1. Outside the sleet is drumming on the awnings.

 

On the table the image is by Chardin, “Still Life with a Bottle of Olives,” made from candle light, the black beyond and a wooden table on which is a composition of glowing soup tureen, pears and pomegranate, two glasses and traces of wine, a loaf of bread face down on a cutting board and the present giving way to the past.  

 

On the table the image is by Chardin but the puzzle is by someone else and that is what he has dumped out of the box.  He spreads the pieces across the blue and white checkerboard plastic tablecloth and turns them same side up, savoring the process, another glass of wine and a Haydn string quartet.



When the wine makes him sleepy he snuffs out the lamps and in his bed slides into an envelope of chill between quilt and sheet, closes his eyes and waits for his body heat to catch up with him.

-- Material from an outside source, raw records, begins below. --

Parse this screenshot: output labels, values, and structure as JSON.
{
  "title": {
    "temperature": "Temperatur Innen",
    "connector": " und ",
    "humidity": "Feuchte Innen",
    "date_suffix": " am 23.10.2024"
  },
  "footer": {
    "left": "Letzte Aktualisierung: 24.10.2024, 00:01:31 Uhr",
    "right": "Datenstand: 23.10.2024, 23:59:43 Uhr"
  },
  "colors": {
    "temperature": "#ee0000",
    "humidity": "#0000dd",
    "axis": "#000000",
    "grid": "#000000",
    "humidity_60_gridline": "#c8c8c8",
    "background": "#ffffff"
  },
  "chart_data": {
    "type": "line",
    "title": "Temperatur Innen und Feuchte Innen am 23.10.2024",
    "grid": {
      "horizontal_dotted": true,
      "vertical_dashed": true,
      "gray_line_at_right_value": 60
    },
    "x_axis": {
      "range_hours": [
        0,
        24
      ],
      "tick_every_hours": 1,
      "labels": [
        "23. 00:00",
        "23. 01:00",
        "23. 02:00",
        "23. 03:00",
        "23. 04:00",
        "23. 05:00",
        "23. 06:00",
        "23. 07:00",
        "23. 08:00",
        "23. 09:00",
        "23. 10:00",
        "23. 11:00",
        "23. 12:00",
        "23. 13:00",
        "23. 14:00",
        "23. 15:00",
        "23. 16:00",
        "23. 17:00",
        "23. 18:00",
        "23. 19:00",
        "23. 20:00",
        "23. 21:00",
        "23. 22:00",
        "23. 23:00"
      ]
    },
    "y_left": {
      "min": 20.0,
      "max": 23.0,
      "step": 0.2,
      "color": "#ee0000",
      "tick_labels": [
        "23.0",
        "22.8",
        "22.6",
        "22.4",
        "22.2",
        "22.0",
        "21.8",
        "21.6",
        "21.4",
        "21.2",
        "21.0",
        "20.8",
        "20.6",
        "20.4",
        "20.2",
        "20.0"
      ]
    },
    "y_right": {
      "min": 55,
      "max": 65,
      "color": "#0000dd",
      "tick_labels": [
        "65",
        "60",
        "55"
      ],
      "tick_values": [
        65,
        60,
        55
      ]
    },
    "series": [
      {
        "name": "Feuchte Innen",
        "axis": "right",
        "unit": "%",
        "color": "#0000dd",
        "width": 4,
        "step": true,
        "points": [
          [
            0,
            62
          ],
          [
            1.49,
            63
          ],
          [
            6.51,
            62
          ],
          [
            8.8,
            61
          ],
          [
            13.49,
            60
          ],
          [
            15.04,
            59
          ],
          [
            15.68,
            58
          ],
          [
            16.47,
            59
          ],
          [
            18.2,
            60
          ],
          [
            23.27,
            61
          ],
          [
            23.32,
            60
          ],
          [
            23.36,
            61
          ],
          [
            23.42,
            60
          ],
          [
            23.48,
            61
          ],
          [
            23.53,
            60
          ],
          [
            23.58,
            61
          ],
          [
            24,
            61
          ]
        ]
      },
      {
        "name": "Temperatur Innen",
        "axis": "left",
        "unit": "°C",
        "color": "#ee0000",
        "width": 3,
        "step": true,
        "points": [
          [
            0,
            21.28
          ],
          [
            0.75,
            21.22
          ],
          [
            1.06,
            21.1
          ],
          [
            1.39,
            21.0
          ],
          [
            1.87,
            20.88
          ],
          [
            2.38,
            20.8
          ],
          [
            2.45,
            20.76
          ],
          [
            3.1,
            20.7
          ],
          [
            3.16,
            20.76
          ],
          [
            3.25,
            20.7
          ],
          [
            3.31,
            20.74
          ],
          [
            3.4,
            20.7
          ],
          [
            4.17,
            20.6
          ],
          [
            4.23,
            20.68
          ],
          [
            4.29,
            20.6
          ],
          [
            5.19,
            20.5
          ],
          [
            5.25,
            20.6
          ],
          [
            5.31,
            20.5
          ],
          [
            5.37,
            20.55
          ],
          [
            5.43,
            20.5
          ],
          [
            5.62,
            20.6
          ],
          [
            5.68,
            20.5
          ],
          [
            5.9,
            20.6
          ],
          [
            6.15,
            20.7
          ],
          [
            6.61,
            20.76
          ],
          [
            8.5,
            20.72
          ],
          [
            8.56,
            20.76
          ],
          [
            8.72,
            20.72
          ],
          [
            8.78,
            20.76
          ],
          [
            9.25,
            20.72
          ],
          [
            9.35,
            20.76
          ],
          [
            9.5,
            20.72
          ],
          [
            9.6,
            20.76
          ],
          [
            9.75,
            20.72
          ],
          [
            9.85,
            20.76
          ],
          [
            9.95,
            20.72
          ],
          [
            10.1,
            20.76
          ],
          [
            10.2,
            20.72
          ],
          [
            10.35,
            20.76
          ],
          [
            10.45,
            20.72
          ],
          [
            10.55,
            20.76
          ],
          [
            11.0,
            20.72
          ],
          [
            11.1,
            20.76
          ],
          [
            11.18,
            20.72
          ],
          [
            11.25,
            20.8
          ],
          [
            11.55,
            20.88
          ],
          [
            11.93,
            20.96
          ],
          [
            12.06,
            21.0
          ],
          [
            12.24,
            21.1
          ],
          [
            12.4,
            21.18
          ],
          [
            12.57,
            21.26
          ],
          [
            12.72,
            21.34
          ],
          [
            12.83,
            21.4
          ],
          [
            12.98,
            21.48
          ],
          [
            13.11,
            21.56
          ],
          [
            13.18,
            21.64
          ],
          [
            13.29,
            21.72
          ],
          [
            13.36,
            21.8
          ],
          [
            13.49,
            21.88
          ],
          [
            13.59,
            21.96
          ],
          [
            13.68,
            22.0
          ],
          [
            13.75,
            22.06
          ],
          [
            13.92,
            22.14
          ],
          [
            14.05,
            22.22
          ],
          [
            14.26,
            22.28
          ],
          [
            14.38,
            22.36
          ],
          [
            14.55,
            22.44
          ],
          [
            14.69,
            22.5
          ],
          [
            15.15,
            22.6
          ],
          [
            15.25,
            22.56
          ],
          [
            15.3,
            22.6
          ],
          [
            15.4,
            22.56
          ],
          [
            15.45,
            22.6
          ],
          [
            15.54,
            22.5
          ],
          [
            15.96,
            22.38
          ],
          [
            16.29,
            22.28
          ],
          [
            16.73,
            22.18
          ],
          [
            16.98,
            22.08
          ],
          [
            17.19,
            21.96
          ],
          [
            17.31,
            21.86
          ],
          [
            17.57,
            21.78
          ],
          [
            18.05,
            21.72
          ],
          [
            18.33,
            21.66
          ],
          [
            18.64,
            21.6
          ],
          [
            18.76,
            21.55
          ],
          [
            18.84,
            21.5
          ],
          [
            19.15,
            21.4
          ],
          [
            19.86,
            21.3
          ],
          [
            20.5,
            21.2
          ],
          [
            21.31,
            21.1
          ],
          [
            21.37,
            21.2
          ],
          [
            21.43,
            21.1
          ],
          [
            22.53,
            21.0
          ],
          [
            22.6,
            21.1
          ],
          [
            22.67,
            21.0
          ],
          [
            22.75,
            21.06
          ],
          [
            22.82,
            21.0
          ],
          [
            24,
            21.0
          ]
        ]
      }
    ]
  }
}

2. The drumming on the awnings outside tangles with the metallic clangs and pings and the hissing of steam passed amongst the radiators and the scurrying overhead and through the walls of the squirrels and mice that together articulate the geometries of night like they have since he was a child and would listen to the same sounds while watching the movements of parental arguments along the shadow flowers cast by the lights downstairs through the iron grate over the hole in the floor of his bedroom.  Sleep is a falling toward a somewhere between present and past like it always is.  Camouflaged in this way the night creatures scratch their way down the inside of the walls.  They sound like what they are made from, fine black lines and long pointy hats and peculiar artificial noses.  They position themselves around openings in the floorboards until everyone is asleep.  Then they enter the rooms to rearrange and remove things.




3. From outside the streetlights illuminate the Chardin spread over a blue and white checkerboard table cloth in the living room. From beneath his quilt he can hear the night creatures disguised as mice and squirrels rearranging and removing things and thinks: The puzzle.  They'll go after pieces of the puzzle because they're small and look like dinner.  By morning the still life will have irregular holes in it that will fill up with blue and white squares.  That is not right.  So he is also back at the table with all the lights on touching the puzzle pieces in no particular order until he takes the first look beneath the table which leads inexorably to another then another then to crawling around the floor.

 


But he cannot find the missing pieces.

 

 

So he thinks: Maybe there are no pieces missing from the puzzle. There's no way to know unless I assemble it.  Then he has poured another glass of wine and assembles a corner of brownish black candlelit space until his attention is pulled under the oven and then the fragments of the glowing soup tureen until he starts thinking that if the night creatures live inside the wall and enter through holes maybe I can get a small camera in a flexible cable with a light at the end and feed it through I can see where they hide.